Durante la obra hay rampas, y nadie sufre de un ataque de "puritis", ni siquiera Mies mismo, porque sabe que se trata de inclinaciones instrumentales para poder manejar una carretilla que lleve un saco de cemento. Como no amenaza con dejar la obra ante la presencia de una desgastada y roma escalera de mano necesaria para poder acceder a los forjados y a la cubierta.
Al contrario de lo que imaginan los mitómanos, en las obras de Mies, los obreros no iban con un mono de trabajo blanco de lino recién planchado y relucientes botas confeccionadas por zapateros italianos.
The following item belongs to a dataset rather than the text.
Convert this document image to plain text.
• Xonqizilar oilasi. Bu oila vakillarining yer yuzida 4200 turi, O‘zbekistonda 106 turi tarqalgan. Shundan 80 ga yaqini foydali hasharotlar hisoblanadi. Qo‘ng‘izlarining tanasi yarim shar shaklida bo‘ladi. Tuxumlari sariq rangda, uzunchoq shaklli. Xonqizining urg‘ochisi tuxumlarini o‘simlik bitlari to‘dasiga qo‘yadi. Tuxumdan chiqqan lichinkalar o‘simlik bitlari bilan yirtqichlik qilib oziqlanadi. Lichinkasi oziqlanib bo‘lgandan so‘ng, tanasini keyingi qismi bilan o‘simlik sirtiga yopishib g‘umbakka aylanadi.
El humo que desprendía la soldadura entre sus exquisitos perfiles era igual de negro y sucio que el del resto de las soldaduras de electrodos del mundo. El polvo y el olor amargo del acero y el corte de la piedra no desaparecían, por mucho que la señora Farnsworth llegara exquisitamente perfumada a la obra. Solo en ese contexto las rampas, como las escaleras o los trozos de suciedad acumulados por los rincones, son respetados por Mies.
Cuando hoy en día el proceso de la obra se proyecta y publicita (tal vez a falta de que el edificio concluido sea lo suficientemente consistente por sí mismo), el ver acumulada en aquellas obras de Mies tanta impureza da que pensar en el instante en que aparece la pureza misma en la arquitectura. Lo eterno parece que llega siempre después.
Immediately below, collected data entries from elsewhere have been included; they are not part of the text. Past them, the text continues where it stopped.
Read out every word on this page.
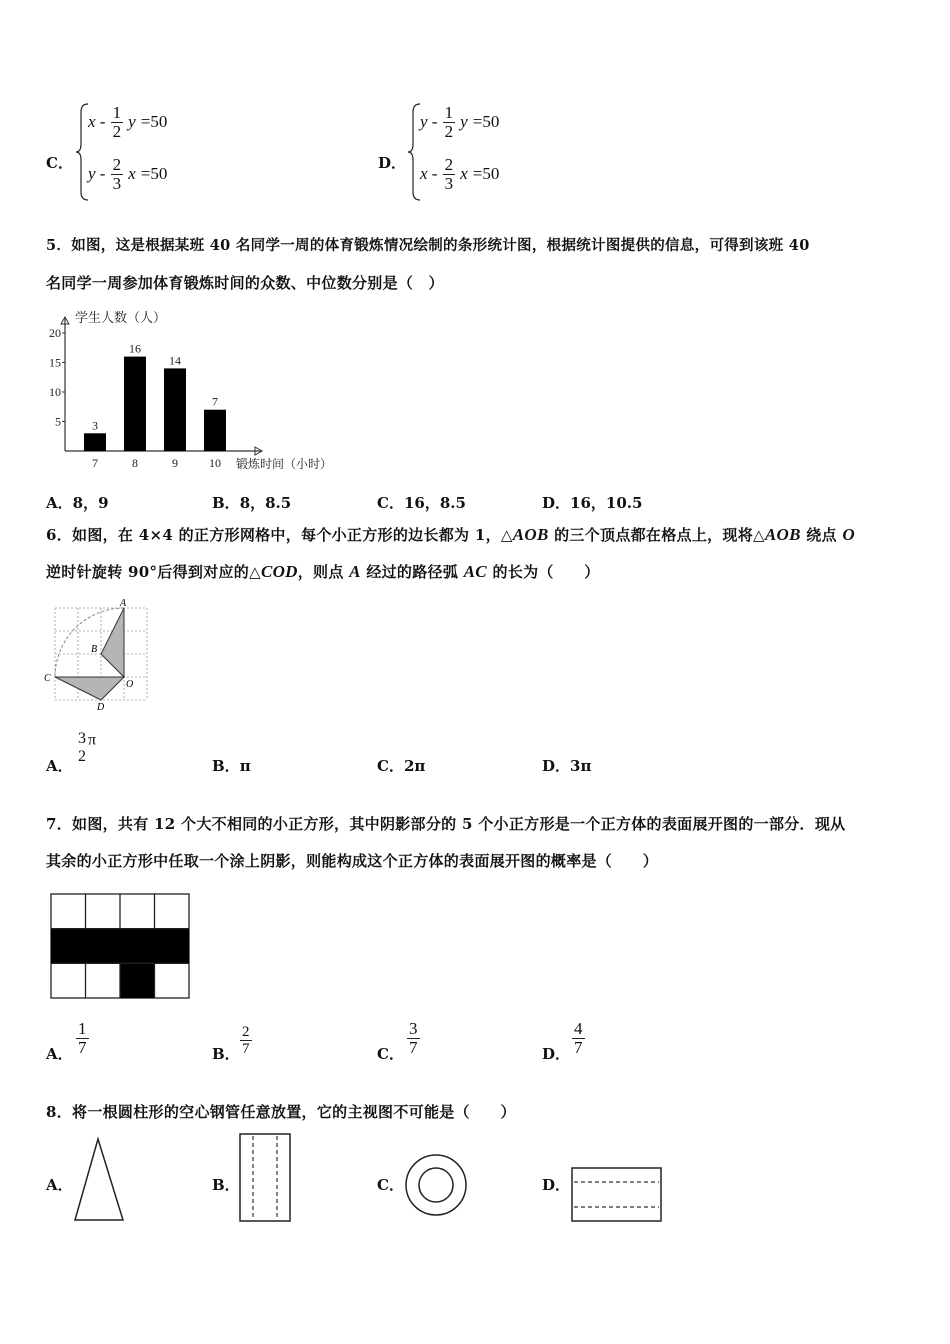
C．
x - $\frac{1}{2}$ y =50
y - $\frac{2}{3}$ x =50
D．
y - $\frac{1}{2}$ y =50
x - $\frac{2}{3}$ x =50
5．如图，这是根据某班 40 名同学一周的体育锻炼情况绘制的条形统计图，根据统计图提供的信息，可得到该班 40
名同学一周参加体育锻炼时间的众数、中位数分别是（　）
学生人数（人）
锻炼时间（小时）
5
10
15
20
3
7
16
8
14
9
7
10
A．8，9	B．8，8.5	C．16，8.5	D．16，10.5
6．如图，在 4×4 的正方形网格中，每个小正方形的边长都为 1，△AOB 的三个顶点都在格点上，现将△AOB 绕点 O
逆时针旋转 90°后得到对应的△COD，则点 A 经过的路径弧 AC 的长为（　　）
A
B
C
D
O
A．
3
2
π
B．π	C．2π	D．3π
7．如图，共有 12 个大不相同的小正方形，其中阴影部分的 5 个小正方形是一个正方体的表面展开图的一部分．现从
其余的小正方形中任取一个涂上阴影，则能构成这个正方体的表面展开图的概率是（　　）
A． $\frac{1}{7}$	B． $\frac{2}{7}$	C． $\frac{3}{7}$	D． $\frac{4}{7}$
8．将一根圆柱形的空心钢管任意放置，它的主视图不可能是（　　）
A．	B．	C．	D．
At first glance, no one expects to find a ramp in Mies van der Rohe’s architecture. As jarring as the image of a saint holding two pistols, diagonals are not warmly welcomed in his perpetual poetics of horizontal planes. And yet, there it is. Leaping between floors like an awkward line, misplaced and out of step.
To be honest, not everything in Mies van der Rohe’s architecture bore the same aura of eternity or purity. The pristine nature of his works was entrusted to emerge at the end, not during the construction process. And if you doubt it, just look at the images from the construction of the revered Farnsworth House. Those photos are a true ode to Mies’s philosophy (which shows that the German architect was no fool about where to direct attention and was fully aware of the messy intermediate steps inherent to any construction).
During the construction, there were ramps, and no one suffered from a "purism-ache", not even Mies himself, because he understood they were functional inclines for maneuvering a wheelbarrow loaded with cement. Nor did he threaten to abandon the project at the sight of a worn and blunt ladder, essential for reaching the floors and the roof.
Contrary to what mythmakers might imagine, workers on Mies’s sites did not wear freshly pressed white linen coveralls or gleaming boots crafted by Italian shoemakers. The smoke from welding his exquisite steel profiles was just as black and dirty as any other electrode weld in the world. The dust and acrid smell of steel and stone cutting were not magically replaced by perfumes, no matter how exquisitely Dr. Farnsworth might arrive, delicately scented, at the site. In this context, ramps, like ladders and the scattered piles of dirt in the corners, earned Mies’s respect.
Today, when construction processes are designed and marketed (perhaps because the finished building itself might lack enough substance), seeing so much impurity in Mies’s works makes one ponder the precise moment when purity actually appears in architecture. Eternity, it seems, always comes later.